Seanad debates

Wednesday, 5 April 2017

Adult Safeguarding Bill: Second Stage

 

10:30 am

Photo of John DolanJohn Dolan (Independent) | Oireachtas source

I formally second the Bill. More than 100 years ago we gave asylum, in the best sense of the word, to people to protect them - people with mental health issues in the mental hospitals, people with other issues, the deaf and the dumb as people were referred to, those who were blind, and those who were regarded as imbeciles. The cost of that protection was to be apart and sundered from the society they came from, to be forever outside. They were in a micro-community in those hospitals and other places. Just as in so many other areas such as communication, transport and medicine, there have been phenomenal changes over the past 100 or indeed 50 years. We put safeguards in place, develop mandatory standards, legislation and regulations, and we police them. Maybe we do not do that as well as we should but we have methods for doing that. There is data protection for people. Transport and vehicle standards and road and infrastructure standards have improved. In the medical area blood tests were not routine 30 or 40 years ago but they are now. We almost ask for the ones we want. In respect of blood transfusions approximately 30 years ago a Government precipitated a general election as a consequence of contaminated blood being provided by the State to people. We know the number of deaths that caused.Now, more and more, people who are, who have or who will have vulnerabilities live in the community. Those of us in the State are actively working to ensure people can move to or stay living in the community. We need a range of instruments to support them effectively.

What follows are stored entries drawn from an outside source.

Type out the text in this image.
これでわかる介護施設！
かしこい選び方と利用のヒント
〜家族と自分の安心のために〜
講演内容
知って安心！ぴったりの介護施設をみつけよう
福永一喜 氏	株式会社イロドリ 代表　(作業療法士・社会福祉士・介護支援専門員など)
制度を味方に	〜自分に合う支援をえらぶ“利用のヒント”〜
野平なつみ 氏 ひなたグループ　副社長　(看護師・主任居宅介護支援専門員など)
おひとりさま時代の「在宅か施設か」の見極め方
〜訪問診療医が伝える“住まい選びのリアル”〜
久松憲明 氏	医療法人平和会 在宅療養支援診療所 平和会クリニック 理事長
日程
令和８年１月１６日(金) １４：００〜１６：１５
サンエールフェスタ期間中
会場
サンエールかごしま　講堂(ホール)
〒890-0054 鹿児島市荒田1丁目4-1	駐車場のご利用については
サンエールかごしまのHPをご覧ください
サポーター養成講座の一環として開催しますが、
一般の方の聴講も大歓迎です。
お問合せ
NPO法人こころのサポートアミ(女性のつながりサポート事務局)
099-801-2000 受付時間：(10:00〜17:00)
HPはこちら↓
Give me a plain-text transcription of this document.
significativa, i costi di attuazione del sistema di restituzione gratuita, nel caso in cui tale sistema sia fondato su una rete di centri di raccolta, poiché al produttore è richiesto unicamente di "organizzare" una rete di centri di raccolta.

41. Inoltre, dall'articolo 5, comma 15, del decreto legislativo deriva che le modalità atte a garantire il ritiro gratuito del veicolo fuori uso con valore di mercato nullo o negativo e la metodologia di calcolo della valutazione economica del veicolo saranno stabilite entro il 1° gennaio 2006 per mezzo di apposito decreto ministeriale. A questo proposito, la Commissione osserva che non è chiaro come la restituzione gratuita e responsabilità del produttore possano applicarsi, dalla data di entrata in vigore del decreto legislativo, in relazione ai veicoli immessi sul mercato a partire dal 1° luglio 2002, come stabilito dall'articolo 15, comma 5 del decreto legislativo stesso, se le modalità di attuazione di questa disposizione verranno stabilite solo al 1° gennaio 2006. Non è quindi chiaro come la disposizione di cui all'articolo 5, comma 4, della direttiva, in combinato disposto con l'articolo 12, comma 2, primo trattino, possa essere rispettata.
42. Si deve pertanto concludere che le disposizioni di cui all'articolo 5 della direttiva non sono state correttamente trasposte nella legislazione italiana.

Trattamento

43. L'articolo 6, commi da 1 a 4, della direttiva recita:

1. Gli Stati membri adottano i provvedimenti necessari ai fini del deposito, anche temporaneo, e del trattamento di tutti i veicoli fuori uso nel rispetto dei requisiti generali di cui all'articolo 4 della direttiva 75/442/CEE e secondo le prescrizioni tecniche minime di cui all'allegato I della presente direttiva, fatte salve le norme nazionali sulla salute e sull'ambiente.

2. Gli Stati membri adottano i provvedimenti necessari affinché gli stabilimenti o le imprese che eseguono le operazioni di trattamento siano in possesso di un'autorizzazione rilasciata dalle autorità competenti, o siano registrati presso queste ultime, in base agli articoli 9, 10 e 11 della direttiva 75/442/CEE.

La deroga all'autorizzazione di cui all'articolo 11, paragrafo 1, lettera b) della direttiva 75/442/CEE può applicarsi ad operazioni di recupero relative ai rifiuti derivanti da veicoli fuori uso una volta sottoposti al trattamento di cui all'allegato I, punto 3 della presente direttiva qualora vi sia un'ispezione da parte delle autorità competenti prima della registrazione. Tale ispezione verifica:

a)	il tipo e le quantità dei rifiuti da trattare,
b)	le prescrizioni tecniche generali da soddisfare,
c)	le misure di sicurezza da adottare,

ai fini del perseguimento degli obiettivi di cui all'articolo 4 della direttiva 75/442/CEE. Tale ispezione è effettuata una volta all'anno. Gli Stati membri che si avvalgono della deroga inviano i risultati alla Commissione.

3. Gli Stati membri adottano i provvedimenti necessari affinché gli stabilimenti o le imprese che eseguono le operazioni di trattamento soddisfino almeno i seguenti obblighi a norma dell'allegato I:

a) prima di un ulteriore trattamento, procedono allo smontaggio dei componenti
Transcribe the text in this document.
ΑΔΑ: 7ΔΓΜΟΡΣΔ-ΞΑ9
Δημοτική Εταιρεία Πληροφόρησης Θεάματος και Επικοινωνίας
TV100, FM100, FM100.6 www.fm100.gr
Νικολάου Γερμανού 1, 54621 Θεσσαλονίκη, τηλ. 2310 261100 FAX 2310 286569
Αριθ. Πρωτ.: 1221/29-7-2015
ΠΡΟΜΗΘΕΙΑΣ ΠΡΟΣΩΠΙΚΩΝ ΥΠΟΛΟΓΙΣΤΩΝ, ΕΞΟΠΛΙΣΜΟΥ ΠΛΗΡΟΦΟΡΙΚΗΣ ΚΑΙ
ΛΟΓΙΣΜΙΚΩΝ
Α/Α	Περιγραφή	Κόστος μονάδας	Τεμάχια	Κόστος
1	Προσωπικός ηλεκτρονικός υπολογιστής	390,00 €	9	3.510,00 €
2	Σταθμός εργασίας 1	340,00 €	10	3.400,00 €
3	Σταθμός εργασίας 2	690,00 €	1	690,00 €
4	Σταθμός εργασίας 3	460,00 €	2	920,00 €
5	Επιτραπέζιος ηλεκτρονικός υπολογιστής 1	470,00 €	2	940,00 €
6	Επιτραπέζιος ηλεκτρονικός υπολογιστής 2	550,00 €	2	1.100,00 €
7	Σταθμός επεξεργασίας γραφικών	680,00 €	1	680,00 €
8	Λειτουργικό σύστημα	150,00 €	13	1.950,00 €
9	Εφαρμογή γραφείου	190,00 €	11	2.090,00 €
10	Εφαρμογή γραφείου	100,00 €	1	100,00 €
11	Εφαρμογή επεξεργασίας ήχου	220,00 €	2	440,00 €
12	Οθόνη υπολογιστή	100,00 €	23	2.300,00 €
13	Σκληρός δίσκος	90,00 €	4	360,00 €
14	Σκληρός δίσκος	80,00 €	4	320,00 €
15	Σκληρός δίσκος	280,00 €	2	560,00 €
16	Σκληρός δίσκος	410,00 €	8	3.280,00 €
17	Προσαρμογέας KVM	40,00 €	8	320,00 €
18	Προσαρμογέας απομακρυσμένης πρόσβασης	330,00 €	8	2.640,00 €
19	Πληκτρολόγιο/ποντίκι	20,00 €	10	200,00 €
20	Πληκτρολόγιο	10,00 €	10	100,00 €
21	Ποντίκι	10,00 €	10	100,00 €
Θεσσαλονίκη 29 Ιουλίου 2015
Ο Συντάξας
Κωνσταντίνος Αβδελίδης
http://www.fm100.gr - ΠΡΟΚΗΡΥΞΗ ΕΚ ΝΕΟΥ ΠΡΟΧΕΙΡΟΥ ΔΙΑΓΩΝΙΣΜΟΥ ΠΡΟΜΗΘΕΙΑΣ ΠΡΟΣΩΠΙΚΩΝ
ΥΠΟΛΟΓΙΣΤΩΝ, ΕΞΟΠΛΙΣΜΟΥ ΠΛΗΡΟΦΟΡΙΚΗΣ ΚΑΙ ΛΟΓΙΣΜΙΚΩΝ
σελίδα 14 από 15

I commend Senator Kelleher on bringing this Bill forward and I am honoured that she has asked me to second it. I want to make two pertinent points about Senator Kelleher. She has worked with the Cork Simon Community. She worked in the Cope Foundation for several years. She has worked in the Alzheimer Society of Ireland. Need we say more about someone who has felt, smelt and seen vulnerability in people, in our brothers and sisters? The other point I want to make relates to her general approach. She knows intimately the need for such legislation. She has clearly said this Bill is open to being improved and that she is open to it being improved. Having listened to and been close to people in vulnerable situations over many years, she has constructed this Bill and now she lays it before us all for further input into it and with the intention of approving it. I am asking every Member to engage with this reasonable, important and necessary legislative development to improve and pass it with the full support of the House. I can add my experience from across the gamut of disability and mental health issues for many years. I can say easily and in a relaxed way that this legislation is badly needed.

As a developed society, for the past quarter of a century, in particular, we have been forced to examine our own lapses in the provision of services and supports. I will not set out the litany, but we still have these lapses with us. We have seen our systems built too strongly on the twin pillars of trust and lack of ambition for people's lives. Consequently, we must know truly in our hearts that we need a body of safeguards. This Bill is an important element in this regard. It will also have a powerful and vital element in changing mindsets about people. That is crucial. Sometimes the measures will have to drag people to change their mindset, but I hope that will not always be the case. There is a good balance of carrot and stick in the Bill. Every person is vulnerable and everyone merits the dignity that the protection in the Bill would bring.

Another point is important. There is no group or class of people who are vulnerable adults or who are vulnerable by virtue of any category. Sadly, some people come into this world in a vulnerable situation and remain vulnerable for their lives, whatever the length. This Bill is about the universal condition of vulnerability. We have lessened vulnerability for some people in some components of their lives because of the actions we have taken, for example, the marriage equality legislation. Many instruments are needed, including this legislation. At some point in our lives, as individuals, we are all vulnerable. Let us consider the years of recession when we saw loss of jobs, homes and families. Other examples include marital break-up and life-changing illness or disability. When my nearest and dearest are vulnerable, I am vulnerable. Vulnerability can arise through neglect, mistreatment or the infliction of harm. It can come from being seen as a lesser person or a less valuable human being and can derive through age or other changed circumstances.

Some of us manage to muddle through with the support of empowering friends and contacts or with the love of other people who are close to us as well as the love of some people who we had thought were not close to us. Sadly, these natural supports are not always available to us. We are not always allied with supporters and advocates who can put manners on the relevant person or entities. That is why we need this legislation. This Bill is one of the necessary modern methods to be able to provide protection. It is needed so that people can live freely in the community. The ultimate prize is to have people being protected and safeguarded as and when necessary in order that they can have good lives in the community and so that they can thrive and flourish.